離婚によって失うものは、前回解説した「子供」だけではありません。子供以外にもたくさん失うものがあります。結婚期間が長ければ長いほど、失うものも増えていきます。失うものは有形資産と無形資産に分類できます。
有形資産の損失
まず、有形資産です。形としてあるもの。失うと明確に分かるものです。有形資産として挙げられるもののうち、離婚の意思決定に影響を与えるものは次の3つです。
第1に、離婚をするとすべての財産は折半になります。結婚後に貯めた預金、株券などの有価証券といった資産は半分ずつになるのは当然としても、前週でお話ししたお互いがもらえるはずの年金といったたぐいの資産も離婚時点で計算して折半することになります。
第2に、もし結婚後にマンションなり一軒家を購入した場合には、その資産も折半しますが、現実にマンションを折半することはできませんので、通常は売却することになります。
例えば5000万円で購入したマンションは、ローン分を差し引き、売却価格に基づいて折半することになるのですが、現実には居住年数に応じて資産価値は減少しているので、売却しても手元に残る現金はごくわずか、あったとしても半分ということです。
その場合に問題になるのは、家なりマンションを売却するとして、その後、夫婦が別々にどこに住むかということになります。
当然、居住したところから遠くに住みたいと思うでしょうし、同じように分譲マンションを購入したいとお互いが思うでしょうが、そのようなお金は持ち合わせていないというふうに考えるのが一般的でしょう。
従って分譲マンションは無理、となると、夫も妻もアパートかマンションを賃借して新しい生活に入るということになります。
さらに複雑なのは、子供がいて同居している場合です。子供は親権次第で、夫側になったり妻側になったりしますが、いずれの場合にも、いままで住んでいたところから異なる場所に引っ越すことになるので、転校問題が生じます。
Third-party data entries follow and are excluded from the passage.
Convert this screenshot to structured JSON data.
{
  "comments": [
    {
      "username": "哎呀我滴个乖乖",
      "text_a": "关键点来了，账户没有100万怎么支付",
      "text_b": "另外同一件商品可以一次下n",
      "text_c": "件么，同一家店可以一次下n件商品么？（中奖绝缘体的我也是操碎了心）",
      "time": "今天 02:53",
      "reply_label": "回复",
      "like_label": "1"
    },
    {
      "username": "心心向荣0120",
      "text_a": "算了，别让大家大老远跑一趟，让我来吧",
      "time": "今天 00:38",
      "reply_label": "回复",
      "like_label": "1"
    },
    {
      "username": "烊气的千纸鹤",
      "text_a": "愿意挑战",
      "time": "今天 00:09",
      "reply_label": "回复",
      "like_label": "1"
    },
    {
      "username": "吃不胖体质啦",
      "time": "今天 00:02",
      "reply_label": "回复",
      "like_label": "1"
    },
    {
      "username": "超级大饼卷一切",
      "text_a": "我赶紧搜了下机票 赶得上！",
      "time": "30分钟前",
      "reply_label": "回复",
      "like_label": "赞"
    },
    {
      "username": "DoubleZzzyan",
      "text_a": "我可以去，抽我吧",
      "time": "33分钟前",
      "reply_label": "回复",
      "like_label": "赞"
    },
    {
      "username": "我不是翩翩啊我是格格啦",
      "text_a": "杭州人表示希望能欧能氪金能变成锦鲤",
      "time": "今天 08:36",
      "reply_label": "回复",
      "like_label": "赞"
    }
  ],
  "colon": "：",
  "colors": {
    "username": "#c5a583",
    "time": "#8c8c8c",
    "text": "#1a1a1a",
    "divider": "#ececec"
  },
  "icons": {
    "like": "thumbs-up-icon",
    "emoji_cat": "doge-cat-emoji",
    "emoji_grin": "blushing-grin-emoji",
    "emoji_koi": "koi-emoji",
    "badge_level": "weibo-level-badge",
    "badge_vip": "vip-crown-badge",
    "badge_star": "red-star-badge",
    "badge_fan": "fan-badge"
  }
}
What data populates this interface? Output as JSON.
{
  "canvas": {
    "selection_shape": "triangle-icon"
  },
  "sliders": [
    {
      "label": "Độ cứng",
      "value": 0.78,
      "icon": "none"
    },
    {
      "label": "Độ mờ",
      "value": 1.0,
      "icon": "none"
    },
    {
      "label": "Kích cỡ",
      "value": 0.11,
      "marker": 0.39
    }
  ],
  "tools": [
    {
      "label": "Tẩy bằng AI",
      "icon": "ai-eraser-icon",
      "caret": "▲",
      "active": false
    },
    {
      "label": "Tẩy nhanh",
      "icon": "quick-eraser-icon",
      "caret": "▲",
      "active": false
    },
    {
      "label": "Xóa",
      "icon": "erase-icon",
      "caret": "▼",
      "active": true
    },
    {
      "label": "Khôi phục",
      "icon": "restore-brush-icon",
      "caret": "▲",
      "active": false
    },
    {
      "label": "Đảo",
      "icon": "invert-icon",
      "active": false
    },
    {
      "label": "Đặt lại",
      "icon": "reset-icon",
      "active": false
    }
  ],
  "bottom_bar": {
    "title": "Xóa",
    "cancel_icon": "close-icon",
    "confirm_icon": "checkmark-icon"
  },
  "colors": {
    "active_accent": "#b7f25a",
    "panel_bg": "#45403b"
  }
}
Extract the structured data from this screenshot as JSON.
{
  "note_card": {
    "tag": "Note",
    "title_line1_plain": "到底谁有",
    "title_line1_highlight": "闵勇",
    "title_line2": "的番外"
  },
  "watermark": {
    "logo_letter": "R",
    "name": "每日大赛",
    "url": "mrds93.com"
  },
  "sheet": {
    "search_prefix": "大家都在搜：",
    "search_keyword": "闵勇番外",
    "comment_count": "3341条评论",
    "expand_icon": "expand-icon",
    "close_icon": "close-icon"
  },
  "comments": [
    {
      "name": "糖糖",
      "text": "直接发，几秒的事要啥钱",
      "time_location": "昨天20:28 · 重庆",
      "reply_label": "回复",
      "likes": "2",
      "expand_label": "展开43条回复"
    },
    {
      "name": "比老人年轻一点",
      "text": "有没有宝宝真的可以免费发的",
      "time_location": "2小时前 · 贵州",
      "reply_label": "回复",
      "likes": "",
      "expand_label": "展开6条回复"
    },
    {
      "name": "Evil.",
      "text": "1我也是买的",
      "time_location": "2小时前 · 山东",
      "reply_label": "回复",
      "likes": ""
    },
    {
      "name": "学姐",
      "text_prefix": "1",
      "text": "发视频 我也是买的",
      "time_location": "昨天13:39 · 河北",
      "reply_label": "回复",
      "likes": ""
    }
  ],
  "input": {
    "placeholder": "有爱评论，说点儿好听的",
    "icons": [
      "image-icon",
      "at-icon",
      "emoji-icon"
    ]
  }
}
「離婚が原因で転校?」。この事態はぜひ避けたいと思うに違いありません。しかし、もし同じ学校にとどまるにしても、その場合にはその場合で、学校での噂にもなることでしょうから、問題が厄介です。
第3に、夫の場合には、いままで会社からもらえていた扶養手当が原則ゼロになります。家族4人の典型的家庭(小学生の子供2人、親権は妻)の離婚、で計算すると、扶養手当は毎月数万円程度あったはずですので、その額がゼロになると大幅な収入減です。
自営業の人には影響ありませんが、サラリーマンには扶養手当の損失は大きいです。ただし、同居はしないが、養育費を支払う場合には扶養手当は継続されます。養育費については、次回にじっくりと解説します。